Lain halnya bila wanita tersebut dinikahi oleh laki-laki lain, bukan laki-laki yang menghamilinya, maka pernikahan itu haram dilakukan kecuali setelah wanita itu melahirkan bayi yang dikandungnya dan telah melewati masa nifas. Hal ini didasarkan pada hadits Nabi saw.: “Tidak halal bagi orang yang beriman kepada Allah dan hari Akhir untuk menuangkan air (maninya) pada tanaman milik orang lain.” (HR. Abu Daud)
Memang ada sebagian ulama yang berpendapat bahwa meskipun dinikahi oleh laki-laki yang menzinahinya, sang wanita tetap harus menunggu hingga melahirkan, dengan dalil: “sedangkan perempuan-perempuan yang hamil, masa ‘iddah mereka itu sampai melahirkan kandungannya.” (QS. Ath-Thalaaq [64]: 4)
3. Pendapat ketiga adalah pendapat Imam Ahmad. Beliau mengharamkan seorang laki-laki menikahi wanita yang masih suka berzina dan belum bertaubat. Tapi bila sudah bertaubat, maka pernikahan itu dibolehkan.
Saudariku yang terhormat, nampaknya pendapat yang Anda sampaikan di atas merupakan pendapat jumhur (mayoritas) ulama yang membolehkan wanita yang pernah berzina untuk dinikahi. Hanya saja pendapat tersebut tidak membolehkan wanita itu tidak boleh dinikahi saat sedang hamil dengan dalil seperti yang telah disebutkan di atas. Saya pribadi lebih cenderung pada pendapat yang membolehkannya asalkan dia dinikahi oleh orang yang benar-benar menghamilinya dan memang hanya dia yang menggaulinya.

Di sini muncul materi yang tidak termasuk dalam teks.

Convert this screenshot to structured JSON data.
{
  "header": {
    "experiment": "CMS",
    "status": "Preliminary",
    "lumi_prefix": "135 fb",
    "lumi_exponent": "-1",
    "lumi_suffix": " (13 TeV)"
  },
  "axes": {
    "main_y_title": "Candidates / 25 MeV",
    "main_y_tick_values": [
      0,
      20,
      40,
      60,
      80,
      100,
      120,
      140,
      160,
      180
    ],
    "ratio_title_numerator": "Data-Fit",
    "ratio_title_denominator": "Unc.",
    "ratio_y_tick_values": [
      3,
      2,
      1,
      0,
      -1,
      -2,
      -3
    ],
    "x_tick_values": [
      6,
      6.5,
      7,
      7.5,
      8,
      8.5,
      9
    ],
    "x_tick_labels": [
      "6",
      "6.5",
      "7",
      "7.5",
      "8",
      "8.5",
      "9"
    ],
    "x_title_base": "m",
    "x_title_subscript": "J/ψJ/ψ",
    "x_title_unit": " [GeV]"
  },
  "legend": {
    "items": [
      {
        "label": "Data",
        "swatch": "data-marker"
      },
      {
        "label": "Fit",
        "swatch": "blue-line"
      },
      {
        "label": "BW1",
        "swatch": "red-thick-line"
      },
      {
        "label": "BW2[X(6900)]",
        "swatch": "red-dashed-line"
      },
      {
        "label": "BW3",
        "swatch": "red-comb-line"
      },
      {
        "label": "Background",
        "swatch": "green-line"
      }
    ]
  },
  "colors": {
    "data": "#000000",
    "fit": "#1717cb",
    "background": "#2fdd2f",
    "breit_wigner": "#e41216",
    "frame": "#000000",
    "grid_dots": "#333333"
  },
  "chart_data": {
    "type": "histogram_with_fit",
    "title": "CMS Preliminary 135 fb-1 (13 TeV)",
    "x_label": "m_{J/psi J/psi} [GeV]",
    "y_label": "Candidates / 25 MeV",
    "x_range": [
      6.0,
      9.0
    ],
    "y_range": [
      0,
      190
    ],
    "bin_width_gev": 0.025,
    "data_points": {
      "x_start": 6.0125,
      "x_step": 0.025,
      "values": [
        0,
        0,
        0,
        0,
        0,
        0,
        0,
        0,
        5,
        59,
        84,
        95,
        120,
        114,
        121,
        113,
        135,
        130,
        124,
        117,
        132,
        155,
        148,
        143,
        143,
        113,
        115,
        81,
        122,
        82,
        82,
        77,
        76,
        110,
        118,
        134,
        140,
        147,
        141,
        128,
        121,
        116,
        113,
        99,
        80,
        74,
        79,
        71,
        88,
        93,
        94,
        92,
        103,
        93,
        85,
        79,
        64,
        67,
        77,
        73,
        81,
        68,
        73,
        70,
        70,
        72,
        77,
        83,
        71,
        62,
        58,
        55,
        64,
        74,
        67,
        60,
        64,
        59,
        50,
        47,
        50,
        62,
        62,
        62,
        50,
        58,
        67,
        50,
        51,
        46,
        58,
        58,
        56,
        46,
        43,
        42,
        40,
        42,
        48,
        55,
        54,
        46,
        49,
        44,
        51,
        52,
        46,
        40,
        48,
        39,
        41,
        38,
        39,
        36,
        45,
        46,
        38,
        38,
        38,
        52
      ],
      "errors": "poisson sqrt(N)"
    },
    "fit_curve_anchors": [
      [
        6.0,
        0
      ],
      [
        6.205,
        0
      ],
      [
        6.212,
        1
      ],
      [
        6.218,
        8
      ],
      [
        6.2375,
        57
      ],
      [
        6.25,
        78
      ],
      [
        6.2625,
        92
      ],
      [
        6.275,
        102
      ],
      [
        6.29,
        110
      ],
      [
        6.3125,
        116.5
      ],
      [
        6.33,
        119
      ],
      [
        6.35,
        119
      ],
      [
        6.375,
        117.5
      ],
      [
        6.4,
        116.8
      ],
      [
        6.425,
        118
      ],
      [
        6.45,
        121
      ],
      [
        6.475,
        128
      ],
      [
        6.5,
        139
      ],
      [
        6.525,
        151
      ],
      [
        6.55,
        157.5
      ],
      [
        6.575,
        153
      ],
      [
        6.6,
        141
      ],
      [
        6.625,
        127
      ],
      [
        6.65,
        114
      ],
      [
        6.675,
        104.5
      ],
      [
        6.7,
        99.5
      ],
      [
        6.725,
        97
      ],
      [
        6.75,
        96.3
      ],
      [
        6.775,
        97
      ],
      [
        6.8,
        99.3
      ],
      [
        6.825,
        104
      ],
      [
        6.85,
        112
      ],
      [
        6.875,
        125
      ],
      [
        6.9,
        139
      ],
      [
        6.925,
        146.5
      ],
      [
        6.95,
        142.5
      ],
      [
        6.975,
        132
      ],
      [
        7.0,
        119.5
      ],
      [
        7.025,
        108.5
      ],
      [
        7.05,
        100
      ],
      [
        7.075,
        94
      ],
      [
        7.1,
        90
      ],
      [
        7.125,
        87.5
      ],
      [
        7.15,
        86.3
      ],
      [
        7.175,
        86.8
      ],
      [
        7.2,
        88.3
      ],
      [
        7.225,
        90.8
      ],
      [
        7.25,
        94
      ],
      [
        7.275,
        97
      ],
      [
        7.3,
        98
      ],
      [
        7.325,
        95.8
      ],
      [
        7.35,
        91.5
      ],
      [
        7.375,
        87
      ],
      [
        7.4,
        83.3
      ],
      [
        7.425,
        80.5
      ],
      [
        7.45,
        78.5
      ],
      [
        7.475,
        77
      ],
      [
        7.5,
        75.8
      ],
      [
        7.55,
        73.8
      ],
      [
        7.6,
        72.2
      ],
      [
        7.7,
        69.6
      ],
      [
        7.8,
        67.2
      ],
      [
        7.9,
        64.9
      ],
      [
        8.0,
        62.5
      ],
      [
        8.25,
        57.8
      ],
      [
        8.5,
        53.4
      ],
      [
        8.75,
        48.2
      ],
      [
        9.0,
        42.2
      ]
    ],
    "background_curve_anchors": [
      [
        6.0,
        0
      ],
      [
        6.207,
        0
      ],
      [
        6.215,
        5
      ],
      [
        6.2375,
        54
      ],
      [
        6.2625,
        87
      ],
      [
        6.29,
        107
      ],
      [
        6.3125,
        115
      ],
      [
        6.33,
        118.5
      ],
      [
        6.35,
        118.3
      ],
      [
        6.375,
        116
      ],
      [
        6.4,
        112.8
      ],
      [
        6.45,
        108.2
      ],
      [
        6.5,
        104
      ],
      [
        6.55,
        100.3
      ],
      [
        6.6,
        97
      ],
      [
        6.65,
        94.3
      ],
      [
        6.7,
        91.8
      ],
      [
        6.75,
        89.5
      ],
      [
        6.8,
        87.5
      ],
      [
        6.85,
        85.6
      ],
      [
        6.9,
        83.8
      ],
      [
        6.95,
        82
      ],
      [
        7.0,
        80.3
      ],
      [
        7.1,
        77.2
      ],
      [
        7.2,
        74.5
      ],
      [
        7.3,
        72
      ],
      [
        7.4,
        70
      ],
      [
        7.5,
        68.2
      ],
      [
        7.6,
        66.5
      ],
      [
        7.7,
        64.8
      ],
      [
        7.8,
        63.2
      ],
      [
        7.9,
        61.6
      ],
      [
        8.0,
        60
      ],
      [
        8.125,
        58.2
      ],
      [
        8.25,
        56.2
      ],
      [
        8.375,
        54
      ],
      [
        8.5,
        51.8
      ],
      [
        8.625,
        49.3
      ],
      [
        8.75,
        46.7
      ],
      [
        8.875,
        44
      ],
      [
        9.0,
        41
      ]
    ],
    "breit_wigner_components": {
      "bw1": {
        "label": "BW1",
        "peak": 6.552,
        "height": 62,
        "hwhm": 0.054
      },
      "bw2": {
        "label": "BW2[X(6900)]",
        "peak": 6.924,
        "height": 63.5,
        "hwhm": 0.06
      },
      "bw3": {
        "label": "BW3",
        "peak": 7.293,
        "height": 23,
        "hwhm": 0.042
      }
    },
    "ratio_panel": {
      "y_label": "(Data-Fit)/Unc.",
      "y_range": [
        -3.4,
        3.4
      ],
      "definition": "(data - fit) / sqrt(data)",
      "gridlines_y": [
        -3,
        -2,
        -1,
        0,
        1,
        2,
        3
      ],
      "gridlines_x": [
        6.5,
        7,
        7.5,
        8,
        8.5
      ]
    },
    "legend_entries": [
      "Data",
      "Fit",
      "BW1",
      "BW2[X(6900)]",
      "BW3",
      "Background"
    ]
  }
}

B. Status Anak Di Luar Nikah
Adapun mengenai status anak yang lahir dari hubungan di luar nikah, memang ada yang berpendapat seperti pendapat yang Anda sebutkan. Pendapat tersebut didasarkan pada hadits yang berbunyi: “(Status) seorang anak adalah bagi (pemilik) firasy, dan bagi laki-laki pezina adalah (kerugian dan penyesalan).” (HR. Bukhari dan Muslim)
Yang dimaksud dengan firasy adalah kasur. Jadi, makna hadits tersebut adalah bahwa nasab (garis keturunan) seorang anak akan dinisbatkan kepada pemilik firasy atau laki-laki yang menggauli ibunya secara sah. Bila pemilik firasy itu adalah suami yang sah, maka nasab anak tersebut berhak dinisbatkan kepadanya. Namun bila pemilik firasy itu bukan suami yang sah, maka nasab anak yang lahir tidak boleh dinisbatkan kepadanya.
Namun, ada pula yang berpendapat bahwa bila anak itu lahir 6 bulan setelah pernikahan antara ibunya dengan laki-laki yang menghamilinya, maka anak itu merupakan anak yang sah tanpa harus ada ikrar (pengakuan) dari laki-laki yang menghamilinya itu. Sedangkan bila dia lahir di bawah 6 bulan setelah pernikahan, maka sah atau tidaknya nasab sang anak tergantung pada ikrar laki-laki yang menghamilinya.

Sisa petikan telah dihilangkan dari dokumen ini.